Thursday, April 30, 2026

Quiet times crossing central Utah

80 miles to Fillmore, no services. 


Pahvant Range at Fillmore

Koosharen Reservoir

Colorado River overlook with Hite Crossing Bridge (center right)
For all the grandeur of Great Basin National Park, everything slips right back to desert in a few fast miles. After the obligatory state line casino-hotel, Utah goes silent for 80 miles. The highway crosses a number of silent mountain ranges, some dusted with snow.

I got my fill of banded rock and little else, moving toward cities as the mile slowly clicked off. The mountain passes were marked with elevation signs more than names. 

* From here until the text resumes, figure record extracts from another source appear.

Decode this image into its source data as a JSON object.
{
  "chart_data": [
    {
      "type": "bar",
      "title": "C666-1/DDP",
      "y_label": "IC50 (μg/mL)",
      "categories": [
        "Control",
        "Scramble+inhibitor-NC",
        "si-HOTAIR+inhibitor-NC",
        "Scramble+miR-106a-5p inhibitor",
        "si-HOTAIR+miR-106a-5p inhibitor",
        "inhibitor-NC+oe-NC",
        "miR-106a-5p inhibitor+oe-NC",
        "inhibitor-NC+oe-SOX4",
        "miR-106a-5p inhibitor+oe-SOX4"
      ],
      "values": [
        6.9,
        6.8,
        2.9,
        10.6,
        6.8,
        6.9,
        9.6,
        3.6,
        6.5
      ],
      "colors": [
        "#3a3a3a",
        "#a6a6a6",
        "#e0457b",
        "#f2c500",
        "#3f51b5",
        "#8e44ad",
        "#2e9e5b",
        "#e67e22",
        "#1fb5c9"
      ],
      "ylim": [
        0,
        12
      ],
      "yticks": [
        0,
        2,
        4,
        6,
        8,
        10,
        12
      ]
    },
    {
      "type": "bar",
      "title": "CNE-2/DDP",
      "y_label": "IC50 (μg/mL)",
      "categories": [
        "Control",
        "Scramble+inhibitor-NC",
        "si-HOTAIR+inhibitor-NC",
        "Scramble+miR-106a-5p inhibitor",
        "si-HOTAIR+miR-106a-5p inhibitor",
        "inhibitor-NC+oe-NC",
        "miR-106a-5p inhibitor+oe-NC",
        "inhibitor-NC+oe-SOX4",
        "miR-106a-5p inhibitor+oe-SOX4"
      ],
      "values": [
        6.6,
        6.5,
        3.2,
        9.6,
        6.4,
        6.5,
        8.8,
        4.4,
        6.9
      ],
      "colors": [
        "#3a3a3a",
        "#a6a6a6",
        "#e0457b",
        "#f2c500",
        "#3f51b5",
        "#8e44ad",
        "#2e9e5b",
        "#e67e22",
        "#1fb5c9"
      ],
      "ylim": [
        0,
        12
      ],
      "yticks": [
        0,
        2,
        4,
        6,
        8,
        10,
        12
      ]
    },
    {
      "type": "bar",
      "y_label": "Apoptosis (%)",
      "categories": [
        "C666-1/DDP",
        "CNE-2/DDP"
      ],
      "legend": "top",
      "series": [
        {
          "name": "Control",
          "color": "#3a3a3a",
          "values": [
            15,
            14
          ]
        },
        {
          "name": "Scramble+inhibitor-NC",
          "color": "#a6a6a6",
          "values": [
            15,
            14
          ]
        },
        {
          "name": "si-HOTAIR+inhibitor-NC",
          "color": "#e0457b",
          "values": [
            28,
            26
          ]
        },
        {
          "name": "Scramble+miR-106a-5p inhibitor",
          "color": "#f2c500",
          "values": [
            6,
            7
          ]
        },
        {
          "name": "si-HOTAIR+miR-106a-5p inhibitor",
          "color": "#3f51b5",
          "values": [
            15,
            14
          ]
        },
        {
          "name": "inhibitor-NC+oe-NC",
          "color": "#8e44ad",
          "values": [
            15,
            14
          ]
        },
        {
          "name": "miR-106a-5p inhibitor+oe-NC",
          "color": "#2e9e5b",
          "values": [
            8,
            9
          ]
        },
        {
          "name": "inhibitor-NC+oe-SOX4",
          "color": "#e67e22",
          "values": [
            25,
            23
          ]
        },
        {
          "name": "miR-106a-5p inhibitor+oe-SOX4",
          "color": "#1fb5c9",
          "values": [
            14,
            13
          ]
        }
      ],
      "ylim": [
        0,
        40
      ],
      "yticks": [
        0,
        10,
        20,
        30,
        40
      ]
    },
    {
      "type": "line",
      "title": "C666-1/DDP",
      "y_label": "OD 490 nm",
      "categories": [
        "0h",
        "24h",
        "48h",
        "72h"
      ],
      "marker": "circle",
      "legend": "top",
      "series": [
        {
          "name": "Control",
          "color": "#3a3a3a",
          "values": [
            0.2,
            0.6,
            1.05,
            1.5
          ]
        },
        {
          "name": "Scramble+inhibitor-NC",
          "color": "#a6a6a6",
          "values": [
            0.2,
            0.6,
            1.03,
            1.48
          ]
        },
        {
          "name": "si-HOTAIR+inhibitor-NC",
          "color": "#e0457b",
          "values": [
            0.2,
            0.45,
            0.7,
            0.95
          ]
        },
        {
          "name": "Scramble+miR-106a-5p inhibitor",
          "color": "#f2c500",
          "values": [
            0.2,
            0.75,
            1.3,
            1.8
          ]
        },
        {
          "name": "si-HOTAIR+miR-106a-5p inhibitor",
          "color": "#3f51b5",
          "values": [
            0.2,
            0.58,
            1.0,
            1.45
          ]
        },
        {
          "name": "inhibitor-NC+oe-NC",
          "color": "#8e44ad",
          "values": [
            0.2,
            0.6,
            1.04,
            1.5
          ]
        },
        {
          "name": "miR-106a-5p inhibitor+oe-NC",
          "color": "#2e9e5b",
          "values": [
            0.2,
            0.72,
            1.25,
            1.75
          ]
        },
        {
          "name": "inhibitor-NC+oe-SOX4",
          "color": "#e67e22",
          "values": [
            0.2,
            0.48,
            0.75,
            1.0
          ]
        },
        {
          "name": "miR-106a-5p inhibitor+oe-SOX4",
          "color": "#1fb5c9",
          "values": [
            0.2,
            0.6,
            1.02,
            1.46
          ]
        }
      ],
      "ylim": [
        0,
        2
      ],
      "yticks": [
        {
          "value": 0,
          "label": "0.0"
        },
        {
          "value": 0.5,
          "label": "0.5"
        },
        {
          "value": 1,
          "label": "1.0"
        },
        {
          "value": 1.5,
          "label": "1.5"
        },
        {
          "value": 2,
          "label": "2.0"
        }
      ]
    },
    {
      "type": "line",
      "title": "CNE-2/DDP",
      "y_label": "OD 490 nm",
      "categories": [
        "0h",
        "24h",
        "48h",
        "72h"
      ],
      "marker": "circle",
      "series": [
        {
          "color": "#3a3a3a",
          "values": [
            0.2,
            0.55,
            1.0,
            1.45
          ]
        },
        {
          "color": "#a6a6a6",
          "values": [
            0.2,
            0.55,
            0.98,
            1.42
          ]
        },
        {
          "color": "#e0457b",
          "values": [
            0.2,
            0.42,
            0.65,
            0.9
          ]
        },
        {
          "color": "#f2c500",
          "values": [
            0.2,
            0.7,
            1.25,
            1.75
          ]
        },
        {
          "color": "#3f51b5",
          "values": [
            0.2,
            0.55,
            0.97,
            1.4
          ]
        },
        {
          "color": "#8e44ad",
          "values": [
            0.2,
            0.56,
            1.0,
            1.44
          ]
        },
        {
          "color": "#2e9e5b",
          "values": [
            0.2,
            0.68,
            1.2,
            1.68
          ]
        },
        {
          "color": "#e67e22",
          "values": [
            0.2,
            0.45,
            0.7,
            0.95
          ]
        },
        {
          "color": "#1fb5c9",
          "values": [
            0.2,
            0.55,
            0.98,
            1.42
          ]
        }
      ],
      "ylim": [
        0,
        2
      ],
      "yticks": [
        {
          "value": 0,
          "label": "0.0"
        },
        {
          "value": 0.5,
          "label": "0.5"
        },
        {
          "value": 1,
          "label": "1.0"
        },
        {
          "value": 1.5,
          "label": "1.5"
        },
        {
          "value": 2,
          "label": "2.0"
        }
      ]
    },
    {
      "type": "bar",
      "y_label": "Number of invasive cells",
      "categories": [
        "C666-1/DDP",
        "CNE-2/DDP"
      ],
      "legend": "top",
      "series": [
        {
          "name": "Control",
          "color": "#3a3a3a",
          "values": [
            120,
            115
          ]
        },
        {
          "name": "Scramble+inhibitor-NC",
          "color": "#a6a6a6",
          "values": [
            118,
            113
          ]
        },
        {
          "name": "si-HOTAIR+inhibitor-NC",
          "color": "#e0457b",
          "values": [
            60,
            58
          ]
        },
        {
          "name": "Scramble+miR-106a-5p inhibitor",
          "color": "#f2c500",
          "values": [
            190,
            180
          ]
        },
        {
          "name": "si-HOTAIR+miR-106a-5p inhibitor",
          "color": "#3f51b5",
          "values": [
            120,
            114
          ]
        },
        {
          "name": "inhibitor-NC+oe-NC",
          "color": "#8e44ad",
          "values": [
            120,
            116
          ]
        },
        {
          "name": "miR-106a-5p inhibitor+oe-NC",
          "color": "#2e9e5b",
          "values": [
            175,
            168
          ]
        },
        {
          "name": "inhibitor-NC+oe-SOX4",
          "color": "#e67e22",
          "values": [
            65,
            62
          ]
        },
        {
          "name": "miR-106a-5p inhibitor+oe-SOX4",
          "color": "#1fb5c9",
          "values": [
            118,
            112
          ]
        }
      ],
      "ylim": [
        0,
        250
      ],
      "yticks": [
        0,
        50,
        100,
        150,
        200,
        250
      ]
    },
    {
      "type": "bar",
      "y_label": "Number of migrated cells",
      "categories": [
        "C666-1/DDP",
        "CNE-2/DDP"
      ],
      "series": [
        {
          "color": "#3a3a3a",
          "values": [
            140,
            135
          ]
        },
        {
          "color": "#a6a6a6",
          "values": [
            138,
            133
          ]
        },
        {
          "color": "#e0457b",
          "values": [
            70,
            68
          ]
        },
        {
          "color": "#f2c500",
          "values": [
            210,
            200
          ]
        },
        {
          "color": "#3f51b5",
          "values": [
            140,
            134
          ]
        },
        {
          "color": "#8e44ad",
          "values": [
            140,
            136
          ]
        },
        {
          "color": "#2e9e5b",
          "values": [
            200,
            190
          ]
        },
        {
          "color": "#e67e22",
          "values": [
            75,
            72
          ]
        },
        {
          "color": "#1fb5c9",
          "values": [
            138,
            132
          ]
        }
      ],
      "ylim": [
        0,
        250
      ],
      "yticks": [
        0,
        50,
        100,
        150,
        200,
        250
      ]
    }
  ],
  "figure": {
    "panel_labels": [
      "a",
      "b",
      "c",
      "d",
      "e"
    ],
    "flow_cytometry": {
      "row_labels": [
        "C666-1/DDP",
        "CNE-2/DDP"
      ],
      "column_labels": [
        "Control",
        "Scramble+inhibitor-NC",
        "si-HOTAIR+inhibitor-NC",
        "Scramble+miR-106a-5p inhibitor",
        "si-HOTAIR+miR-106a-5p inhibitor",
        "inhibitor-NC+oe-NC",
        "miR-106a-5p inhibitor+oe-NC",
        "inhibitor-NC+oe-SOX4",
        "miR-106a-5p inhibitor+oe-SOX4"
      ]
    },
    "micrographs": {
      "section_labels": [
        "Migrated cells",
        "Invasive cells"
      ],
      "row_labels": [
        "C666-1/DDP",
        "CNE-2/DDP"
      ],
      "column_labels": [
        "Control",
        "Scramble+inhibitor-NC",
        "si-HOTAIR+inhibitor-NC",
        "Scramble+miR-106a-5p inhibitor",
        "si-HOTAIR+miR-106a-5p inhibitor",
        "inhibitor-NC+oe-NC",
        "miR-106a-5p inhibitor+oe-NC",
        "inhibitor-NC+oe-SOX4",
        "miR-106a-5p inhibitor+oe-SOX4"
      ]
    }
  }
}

Crossing the desert of southern Utah on Easter Sunday was not lost on me, but I did not dwell on it either. The season of renewal was moving forward briskly where water and shade allowed, as the warm winter did not replenish the West as it might have in past years.  

The dry winter meant no glimpses of Lake Sevier, which lies just south of U.S. 50. Lake Sevier is a Lake Bonneville remnant but no longer a year-round lake. Agricultural diversions and lack of a decent snowpack left the lakebed empty. 

For of rural driving, I stayed in Scipio, a little farm town with a large name, at a nice, spartan hotel. Its founded was named after the Roman general who defeated Hannibal and helped end the Second Punic War. 

I fared better with lakes when leaving Scipio early the next morning. Roadhouse Blues came on the radio, and I couldn’t argue with Jim Morrison howling, “Keep you eyes on the road, your hands upon the wheel.” I rolled past Scipio Lake, then winding Rocky Ford Reservoir near Sigurd. The Sevier River had some decent flow through Sigurd, and the creeks in the mountains seemed healthier. 

I stopped near the earthen dam of the Koosharem Reservoir, with morning mist hanging above the surface. A handful of ducks rippled the water, but it was otherwise cold and quiet, the lake not yet in the morning sun. 

Where golden eagles fled

As I started driving again, some large birds picked in the sage ahead. I expected buzzards but realized I stumbled onto a pair of golden eagles, a species I’d never seen in the wild. The eagles ignored me until I braked to find a spot to view them. I could see their pupils dilate as they surveyed me and quickly took flight. They clearly wanted nothing to do with humans. 

I parked and shuffled my camera lens for hopes of a few shots, but with a few muscular flaps of their wings, they cruised out of sight. There would be all sorts of bird sightings in the next 50 miles, but the two that got away would stick with me. I lacked photographic evidence, but I saw them. 

Focusing on the eagles, I paid little attention to the turnoff for Fish Lake, Utah’s largest mountain lake and home to Pando, the quaking aspen clone that has tens of thousands of genetically identical aspens connected by one root system. One of the world’s largest organisms, it could be between 9,000 and 16,000 years old. 

Sure, I saw golden eagles and would soon stand below the red rocks of Capitol Reef National Park. But I hate to miss highlights on roads I might not travel again. 


The quiet of the road resume quickly after Capitol Reef. With many days of roads without services, I knew what I was getting with Utah Route 95. The scenic route has no services for its whole length from Hanksville to Blanding, all 125 miles. 

Hanksville’s famous convenience store built into the stone was closed for Easter Sunday, even if the gas pumps remained on. I didn’t need to fill up but I did anyway. 

Following the patchy Dirty Devil River, I barely saw any cars until reaching the overlook of the Hite Passage Bridge, a turnoff that rises several hundred feet above the Colorado River. The overlook lies on a high bluff five miles from the bridge.   

If I called the Colorado River mighty, you could call me a liar. From this height, the water seemed low, green, and sedate. In an ordinary April, the Colorado would be flush with water. But the Colorado Rocky Mountains are historically dry. 

East of the ghost town Hite lies the Hite Passage Bridge, which marks the unofficial northern end of Lake Powell and the only Colorado River crossing in a 300-mile span between Moab and the Glen Canyon Dam Bridge. 

Hite falls within the northern boundary of Glen Canyon National Recreation Area, which abuts the southern end of Canyonlands National Park.In this year of deep drought, the Hite marina and boat launch were hundreds of feet from the Colorado’s thin ribbon. When I crossed, I didn’t glance below, and headed back into the bone-dry country. 

From the overlook, it didn’t look especially healthy, although the influence of the dam generally doesn’t reach this far. Following the bridge, I fell back into the land of interesting mesas and rock formations, enjoying the lack of people while it lasted. 

I already felt the pull of home as I reached the Four Corners region, even if I had two-thirds of Colorado and at least three mountain passes ahead.